I think one of the articles pointed out that the NZSE was no longer able to sync between AKL and WGN, so the closed it (rather than crashing it). And what are the odds that Telecom is (a) a major share holder in NZSE and/or (b) a major vendor and/or (c) a major client (well we know this) - and either by force or political persuasion... ("... You don't need another Telco... We have five 9's uptime on our core network... We'll go somewhere else, if you go somewhere else...) got NZSE to use a single Telco for it's networking... Later'ish Craig BTW I see the list posting time is down to a few minutes now... [Disclaimer: While this is hauntingly familiar, it in no way represents the view of my employer...]
-----Original Message----- From: John S Russell [mailto:jsr(a)jsr.com] Sent: Monday, June 20, 2005 2:27 PM To: Juha Saarinen Cc: nznog(a)list.waikato.ac.nz Subject: Re: [nznog] I think a rubber band just fell off.
On Mon, 20 Jun 2005, Juha Saarinen wrote:
"The fault, which happened around 10am, also crashed the New Zealand Stock Exchange..."
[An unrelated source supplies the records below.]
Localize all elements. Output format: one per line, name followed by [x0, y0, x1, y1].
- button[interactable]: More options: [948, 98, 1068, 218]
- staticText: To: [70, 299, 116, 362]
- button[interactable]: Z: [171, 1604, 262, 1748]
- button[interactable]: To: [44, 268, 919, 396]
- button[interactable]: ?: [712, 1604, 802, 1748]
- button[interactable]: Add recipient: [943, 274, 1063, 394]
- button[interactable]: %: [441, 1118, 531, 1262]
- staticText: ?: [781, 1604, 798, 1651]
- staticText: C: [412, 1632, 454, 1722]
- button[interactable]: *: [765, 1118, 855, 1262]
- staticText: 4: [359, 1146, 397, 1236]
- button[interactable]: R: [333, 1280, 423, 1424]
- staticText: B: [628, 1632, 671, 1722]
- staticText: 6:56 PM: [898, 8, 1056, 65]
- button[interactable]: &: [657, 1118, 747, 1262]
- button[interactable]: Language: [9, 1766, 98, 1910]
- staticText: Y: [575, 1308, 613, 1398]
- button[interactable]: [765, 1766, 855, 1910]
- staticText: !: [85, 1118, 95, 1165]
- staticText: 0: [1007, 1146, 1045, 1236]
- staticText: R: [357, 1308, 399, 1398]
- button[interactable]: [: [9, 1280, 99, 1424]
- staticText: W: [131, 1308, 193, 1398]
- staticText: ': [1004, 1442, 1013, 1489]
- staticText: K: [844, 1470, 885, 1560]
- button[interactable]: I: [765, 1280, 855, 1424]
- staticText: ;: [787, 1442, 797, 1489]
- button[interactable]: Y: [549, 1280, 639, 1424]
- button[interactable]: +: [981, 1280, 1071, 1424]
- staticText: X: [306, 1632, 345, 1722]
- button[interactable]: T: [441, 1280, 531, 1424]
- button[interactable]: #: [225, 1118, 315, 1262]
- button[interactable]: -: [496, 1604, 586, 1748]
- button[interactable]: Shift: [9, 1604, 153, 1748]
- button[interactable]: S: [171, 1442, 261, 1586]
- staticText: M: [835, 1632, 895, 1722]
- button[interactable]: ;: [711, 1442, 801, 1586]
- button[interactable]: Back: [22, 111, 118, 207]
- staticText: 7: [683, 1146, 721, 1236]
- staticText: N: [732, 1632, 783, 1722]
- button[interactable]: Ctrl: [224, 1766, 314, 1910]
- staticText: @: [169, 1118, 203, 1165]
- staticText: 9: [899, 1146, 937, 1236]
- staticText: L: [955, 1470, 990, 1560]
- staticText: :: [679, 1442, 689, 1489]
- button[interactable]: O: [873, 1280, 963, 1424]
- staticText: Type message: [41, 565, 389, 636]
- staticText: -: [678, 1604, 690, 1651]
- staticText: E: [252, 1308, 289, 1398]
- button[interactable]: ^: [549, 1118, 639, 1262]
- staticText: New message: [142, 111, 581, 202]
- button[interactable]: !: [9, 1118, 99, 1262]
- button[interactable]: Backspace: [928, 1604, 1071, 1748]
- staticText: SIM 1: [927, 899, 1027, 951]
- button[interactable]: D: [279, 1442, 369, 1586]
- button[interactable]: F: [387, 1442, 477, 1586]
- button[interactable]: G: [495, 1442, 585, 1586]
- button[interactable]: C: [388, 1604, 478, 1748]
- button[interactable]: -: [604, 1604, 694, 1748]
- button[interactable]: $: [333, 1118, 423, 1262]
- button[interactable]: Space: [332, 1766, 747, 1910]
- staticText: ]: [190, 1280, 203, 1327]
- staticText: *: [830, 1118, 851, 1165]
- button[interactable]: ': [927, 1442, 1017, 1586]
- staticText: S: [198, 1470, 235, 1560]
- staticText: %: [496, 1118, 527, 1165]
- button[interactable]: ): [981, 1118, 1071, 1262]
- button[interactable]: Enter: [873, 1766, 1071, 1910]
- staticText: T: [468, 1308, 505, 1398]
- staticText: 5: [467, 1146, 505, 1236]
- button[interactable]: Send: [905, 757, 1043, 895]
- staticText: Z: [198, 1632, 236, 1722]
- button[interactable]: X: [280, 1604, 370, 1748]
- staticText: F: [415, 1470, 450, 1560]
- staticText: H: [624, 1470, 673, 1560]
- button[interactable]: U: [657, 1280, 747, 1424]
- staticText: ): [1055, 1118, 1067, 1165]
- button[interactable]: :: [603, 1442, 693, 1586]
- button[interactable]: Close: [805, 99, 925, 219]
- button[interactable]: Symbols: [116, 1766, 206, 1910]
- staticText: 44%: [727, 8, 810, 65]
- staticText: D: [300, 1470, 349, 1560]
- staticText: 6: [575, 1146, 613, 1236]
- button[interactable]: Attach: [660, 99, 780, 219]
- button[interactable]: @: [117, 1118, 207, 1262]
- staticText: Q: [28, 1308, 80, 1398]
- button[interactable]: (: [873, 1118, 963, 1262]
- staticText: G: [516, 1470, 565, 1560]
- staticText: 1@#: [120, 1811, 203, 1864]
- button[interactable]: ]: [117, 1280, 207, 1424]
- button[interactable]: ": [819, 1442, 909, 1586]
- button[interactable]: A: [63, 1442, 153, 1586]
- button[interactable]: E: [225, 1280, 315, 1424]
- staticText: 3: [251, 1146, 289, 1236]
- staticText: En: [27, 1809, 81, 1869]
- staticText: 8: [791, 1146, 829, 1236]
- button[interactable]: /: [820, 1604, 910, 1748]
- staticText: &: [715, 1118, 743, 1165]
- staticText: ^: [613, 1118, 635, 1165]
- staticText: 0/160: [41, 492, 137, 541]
This is hyperbole, surely? I'd be fairly shocked if the NZSE internal systems themselves could be "crashed" by a fault in an external vendor. Access to the system from external points may be impacted, of course, but even then I'd have to do the Dance of Stupid[1] if the NZSE public and secure networks only used a single network provider for everything.